Morris: In the Introduction to Open Innovation, you suggest that the open innovation perspective “suggests some very different principles for research and innovation.” Please elaborate on that point.

 

Chesbrough: Let me compare and contrast three.  First, in the traditional approach, the reliance is on deep vertical integration and internal R&D networks for innovative success.  In the open innovation approach, there is much greater reliance on connection, collaboration, and partnerships for innovative success.  Second, in the closed model, the working assumption was that the best people in the field work for you.  And you worked hard to recruit and retain those people.  In the open innovation context, not all the smart people work for you.  You still need smart people, but part of their job now is to identify, connect, and leverage the knowledge of the many more smart people outside your organization.  A third contrast is in the management of intellectual property (IP).  That used to be something done for purely defensive reasons to preserve the freedom to invent and operate.  Now IP becomes a critical enabler to access external ideas, and/or to profit from letting your ideas go out to others.

Morris: In Open Innovation, you devote an entire chapter to each of two companies, IBM and Intel.
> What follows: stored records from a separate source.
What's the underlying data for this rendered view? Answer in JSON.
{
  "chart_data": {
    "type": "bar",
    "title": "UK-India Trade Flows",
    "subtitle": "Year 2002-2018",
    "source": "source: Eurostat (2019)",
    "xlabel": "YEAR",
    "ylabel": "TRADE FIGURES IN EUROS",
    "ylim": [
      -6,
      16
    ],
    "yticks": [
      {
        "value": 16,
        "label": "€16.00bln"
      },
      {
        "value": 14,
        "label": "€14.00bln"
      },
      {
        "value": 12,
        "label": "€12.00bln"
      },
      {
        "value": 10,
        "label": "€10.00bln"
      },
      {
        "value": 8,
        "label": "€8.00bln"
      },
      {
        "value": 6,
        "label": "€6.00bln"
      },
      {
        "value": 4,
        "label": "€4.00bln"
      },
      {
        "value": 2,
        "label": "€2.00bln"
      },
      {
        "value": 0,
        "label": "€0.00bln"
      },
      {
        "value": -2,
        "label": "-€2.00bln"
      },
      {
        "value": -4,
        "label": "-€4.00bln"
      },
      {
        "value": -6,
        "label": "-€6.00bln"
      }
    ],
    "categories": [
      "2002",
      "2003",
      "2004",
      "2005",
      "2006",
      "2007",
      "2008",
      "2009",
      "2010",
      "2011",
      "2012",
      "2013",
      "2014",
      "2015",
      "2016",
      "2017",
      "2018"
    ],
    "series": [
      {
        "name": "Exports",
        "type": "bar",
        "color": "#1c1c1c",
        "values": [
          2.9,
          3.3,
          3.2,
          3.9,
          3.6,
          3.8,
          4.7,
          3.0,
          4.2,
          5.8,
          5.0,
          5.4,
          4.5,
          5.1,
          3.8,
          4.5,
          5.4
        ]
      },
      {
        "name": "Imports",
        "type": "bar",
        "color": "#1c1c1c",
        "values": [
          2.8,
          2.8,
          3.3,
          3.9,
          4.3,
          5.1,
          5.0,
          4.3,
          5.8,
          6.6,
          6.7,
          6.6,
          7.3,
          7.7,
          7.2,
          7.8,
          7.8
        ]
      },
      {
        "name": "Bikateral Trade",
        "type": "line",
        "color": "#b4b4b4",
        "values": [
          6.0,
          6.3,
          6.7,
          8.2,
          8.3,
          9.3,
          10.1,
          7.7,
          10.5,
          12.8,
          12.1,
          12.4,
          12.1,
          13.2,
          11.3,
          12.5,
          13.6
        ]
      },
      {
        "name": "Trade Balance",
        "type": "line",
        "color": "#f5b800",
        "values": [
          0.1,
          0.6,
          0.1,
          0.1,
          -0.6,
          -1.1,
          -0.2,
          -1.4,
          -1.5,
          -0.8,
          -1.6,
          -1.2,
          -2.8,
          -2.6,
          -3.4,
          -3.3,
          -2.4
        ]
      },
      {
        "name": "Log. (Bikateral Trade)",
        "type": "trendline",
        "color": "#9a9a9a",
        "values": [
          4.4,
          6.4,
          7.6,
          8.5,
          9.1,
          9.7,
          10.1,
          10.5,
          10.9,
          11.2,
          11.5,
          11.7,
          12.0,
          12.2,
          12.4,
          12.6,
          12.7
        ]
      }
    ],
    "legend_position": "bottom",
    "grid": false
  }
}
However different their approaches may be, what do they share in common in terms of how they have pursued “innovation opportunities in an environment of abundant knowledge”?

 

Chesbrough: Both companies devote substantial resources to internal R&D.  So open innovation is NOT about “outsourcing R&D” and getting rid of everyone inside. Both Intel and IBM, for example, extend and leverage their internal R&D with extensive investments and relationships with universities, startups, other companies, and research consortia.

Morris: Given your response to the previous question, what are the most important lessons that other companies can learn from IBM and Intel?

Chesbrough: One subtle yet powerful lesson is that, in a world of widely diffuse useful knowledge, much of the real value can be gained not from developing yet another piece of knowledge, but rather from creating systems and architectures that combine these disparate pieces of knowledge together in useful ways that solve real problems.  This “systems integration” or systems architecture capability is of particular value in an open innovation environment.

 

Morris: With all due respect to what you characterize as “the value of a multiplicity of business models for innovation,” how can a company select components from several and then successfully integrate them within a cohesive business model of its own?

 

Chesbrough: My point is that it is likely to be the case that the current business model, if it is successful, developed over many years.  At this point, it may have taken on a life of its own, and become rather inert.  In that case, it is only a matter of time before the business model drifts out of alignment with the needs of customers and the capabilities available in that environment.

By looking more broadly at business models in a variety of industries, one can conceptualize a broader set of alternative business models one might explore in order to manage or even avoid the risk of business model obsolescence.

Morris: One final question. As you look ahead to the next 3-5 years, to what extent do you expect any major revisions of the “open business model” and why, in your opinion, will such changes be necessary?

 

Chesbrough: There will never be such a thing as “the last word on innovation,” precisely because innovation is about change at its root.  So I expect that at least some companies will embark upon new business model experiments that will be astonishing and exciting to those of us writing today.  And I expect that many of these experiments will not be in the high tech domain, but in consumer packaged goods, or services, or other areas that we often neglect in our thinking about cutting-edge innovation.  I also think we’ll become much more aware of business models in other countries, models that work well there that may not even be tried in the US.  Or, to turn it around, US companies will have to innovate their business models substantially in order to succeed in penetrating the new growth opportunities of countries like Brazil, China, India, and Russia.